News Briefs
Date Posted: April 6 2016
Supreme Court: pay for time to takes to suit up
WASHINGTON (PAI)—By a 6-2 vote, the U.S. Supreme Court gave workers a win on March 24, ruling workers at a Tyson Foods pork processing plant in Iowa – and by implication, workers in general – should be paid for the time it takes to put on work gear.
The win is expected to net the 2,900 affected workers just over $1,000 each they lost because Tyson didn’t pay them for time they spend donning and doffing protective gear, such as heavy aprons, boots and face shields and goggles. Federal law requires such payments.
Justice Anthony Kennedy said that because Tyson did not keep accurate records of the time workers spent donning and doffing the protective gear, the workers could use statistical evidence by an outside expert to prove that, as a class, they should earn back pay. Tyson argued that because the workers’ protective gear changed day by day, they did not have a common cause they could use for a class-action suit to recover the lost pay. The workers said their common cause was that they all illegally lost money, and Kennedy agreed.

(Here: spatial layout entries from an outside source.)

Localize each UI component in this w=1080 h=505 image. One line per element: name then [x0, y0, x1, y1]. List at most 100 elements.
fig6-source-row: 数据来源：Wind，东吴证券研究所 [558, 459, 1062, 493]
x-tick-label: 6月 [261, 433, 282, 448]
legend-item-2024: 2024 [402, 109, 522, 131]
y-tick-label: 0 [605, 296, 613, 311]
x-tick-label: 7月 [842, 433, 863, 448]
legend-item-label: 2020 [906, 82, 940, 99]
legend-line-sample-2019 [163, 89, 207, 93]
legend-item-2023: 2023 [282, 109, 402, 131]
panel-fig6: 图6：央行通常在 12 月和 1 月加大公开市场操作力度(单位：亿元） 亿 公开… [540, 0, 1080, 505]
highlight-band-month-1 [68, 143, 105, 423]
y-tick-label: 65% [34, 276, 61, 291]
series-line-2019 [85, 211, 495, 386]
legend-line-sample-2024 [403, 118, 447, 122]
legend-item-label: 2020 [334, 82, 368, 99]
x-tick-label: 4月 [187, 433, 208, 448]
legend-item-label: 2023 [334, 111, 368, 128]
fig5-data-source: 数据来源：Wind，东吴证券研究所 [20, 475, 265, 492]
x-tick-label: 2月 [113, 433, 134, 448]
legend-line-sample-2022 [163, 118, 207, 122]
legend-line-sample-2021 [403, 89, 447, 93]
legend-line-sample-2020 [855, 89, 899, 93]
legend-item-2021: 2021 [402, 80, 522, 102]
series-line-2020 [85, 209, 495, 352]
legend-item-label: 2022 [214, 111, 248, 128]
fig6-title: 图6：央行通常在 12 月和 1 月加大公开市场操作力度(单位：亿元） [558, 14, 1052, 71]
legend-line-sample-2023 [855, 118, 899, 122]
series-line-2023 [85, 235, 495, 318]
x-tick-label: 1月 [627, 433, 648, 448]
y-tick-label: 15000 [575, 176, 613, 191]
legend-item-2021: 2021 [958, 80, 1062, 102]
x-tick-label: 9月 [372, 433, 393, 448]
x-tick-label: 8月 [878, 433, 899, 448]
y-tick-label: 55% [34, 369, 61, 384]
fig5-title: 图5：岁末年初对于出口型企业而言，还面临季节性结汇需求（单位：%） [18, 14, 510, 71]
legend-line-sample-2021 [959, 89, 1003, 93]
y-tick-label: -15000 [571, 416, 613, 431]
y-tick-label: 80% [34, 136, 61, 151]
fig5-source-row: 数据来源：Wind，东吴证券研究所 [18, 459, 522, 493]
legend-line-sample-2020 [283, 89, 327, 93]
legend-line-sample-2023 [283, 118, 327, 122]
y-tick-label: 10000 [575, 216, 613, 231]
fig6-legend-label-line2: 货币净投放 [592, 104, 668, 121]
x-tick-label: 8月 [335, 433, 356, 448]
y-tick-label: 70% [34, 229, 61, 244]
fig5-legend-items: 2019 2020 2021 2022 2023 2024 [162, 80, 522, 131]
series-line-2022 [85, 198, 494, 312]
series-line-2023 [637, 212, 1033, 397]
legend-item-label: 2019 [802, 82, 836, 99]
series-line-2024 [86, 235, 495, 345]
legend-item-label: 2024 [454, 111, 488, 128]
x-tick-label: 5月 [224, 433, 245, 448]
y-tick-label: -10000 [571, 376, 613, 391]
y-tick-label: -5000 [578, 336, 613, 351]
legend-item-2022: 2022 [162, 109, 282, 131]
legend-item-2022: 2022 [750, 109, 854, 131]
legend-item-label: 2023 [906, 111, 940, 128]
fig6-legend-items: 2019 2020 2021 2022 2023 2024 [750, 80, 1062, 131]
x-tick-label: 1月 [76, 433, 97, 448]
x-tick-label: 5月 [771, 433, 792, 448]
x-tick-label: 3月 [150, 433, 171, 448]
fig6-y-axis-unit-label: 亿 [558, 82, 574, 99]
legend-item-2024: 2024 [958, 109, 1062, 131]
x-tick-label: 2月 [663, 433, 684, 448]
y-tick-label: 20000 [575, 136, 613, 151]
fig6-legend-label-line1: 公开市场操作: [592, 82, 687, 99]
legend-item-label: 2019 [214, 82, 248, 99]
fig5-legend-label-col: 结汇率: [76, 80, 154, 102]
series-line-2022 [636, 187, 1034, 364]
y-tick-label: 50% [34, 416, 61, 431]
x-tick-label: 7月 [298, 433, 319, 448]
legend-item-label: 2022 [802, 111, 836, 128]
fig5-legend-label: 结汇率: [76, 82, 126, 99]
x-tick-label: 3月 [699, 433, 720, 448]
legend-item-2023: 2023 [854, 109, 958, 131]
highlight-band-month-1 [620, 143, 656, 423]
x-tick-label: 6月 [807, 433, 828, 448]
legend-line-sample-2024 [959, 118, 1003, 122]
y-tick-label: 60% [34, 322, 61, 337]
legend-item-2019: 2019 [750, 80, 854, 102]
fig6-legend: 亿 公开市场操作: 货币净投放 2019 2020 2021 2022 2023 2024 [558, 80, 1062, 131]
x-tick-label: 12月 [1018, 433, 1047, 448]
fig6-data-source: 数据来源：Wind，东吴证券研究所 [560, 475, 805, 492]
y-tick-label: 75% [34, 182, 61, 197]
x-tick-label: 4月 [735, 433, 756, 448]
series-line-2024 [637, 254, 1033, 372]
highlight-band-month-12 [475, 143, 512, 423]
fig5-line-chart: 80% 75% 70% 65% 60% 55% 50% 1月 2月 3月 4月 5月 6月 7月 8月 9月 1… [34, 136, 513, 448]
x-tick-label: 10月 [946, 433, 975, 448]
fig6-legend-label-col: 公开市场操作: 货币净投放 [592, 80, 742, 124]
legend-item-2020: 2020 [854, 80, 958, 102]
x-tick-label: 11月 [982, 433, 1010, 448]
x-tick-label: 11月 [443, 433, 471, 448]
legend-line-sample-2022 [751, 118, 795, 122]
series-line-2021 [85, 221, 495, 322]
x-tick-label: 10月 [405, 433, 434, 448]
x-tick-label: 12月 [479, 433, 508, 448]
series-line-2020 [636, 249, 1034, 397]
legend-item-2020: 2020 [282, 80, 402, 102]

“Whether and when statistical evidence can be used to establish class-wide liability depends on the purpose for which the evidence is being introduced and on the elements of the underlying cause of action,” Kennedy said. “Because a representative sample may be the only feasible way to establish liability, it cannot be deemed improper merely because the claim is brought on behalf of a class.”
Wage hikes still can't get traction
Average wage growth in the U.S. is staying about the same as it has in the past, and that's not good news for the nation's economic health.
That's according to the Economic Policy Institute, which reported in March that between 2014 and 2015, average hourly nominal wages for private-sector workers grew 2.2 percent, in line with the 2.0–2.2 percent trend over the previous six years.
"At that slow rate," the EPI said, "this crucial measure illustrates just how far the economy remains from a full recovery, let alone full employment. The weakened labor market of the last seven years has put enormous downward pressure on wages. Employers still don’t have to offer substantial wage increases to attract or retain the workers they want, even as the recovery has forged ahead in recent years."
The slow wage growth has actually been going on for decades. The EPI said since 1979, had all U.S. workers' wages risen in line with higher productivity, Americans earning $50,000 today would instead be earning $75,000.
"A hugely disproportionate share of economic gains from rising productivity is going to the top 1 percent and to corporate profits, instead of to ordinary workers—who are more productive and educated than ever," the EPI report said.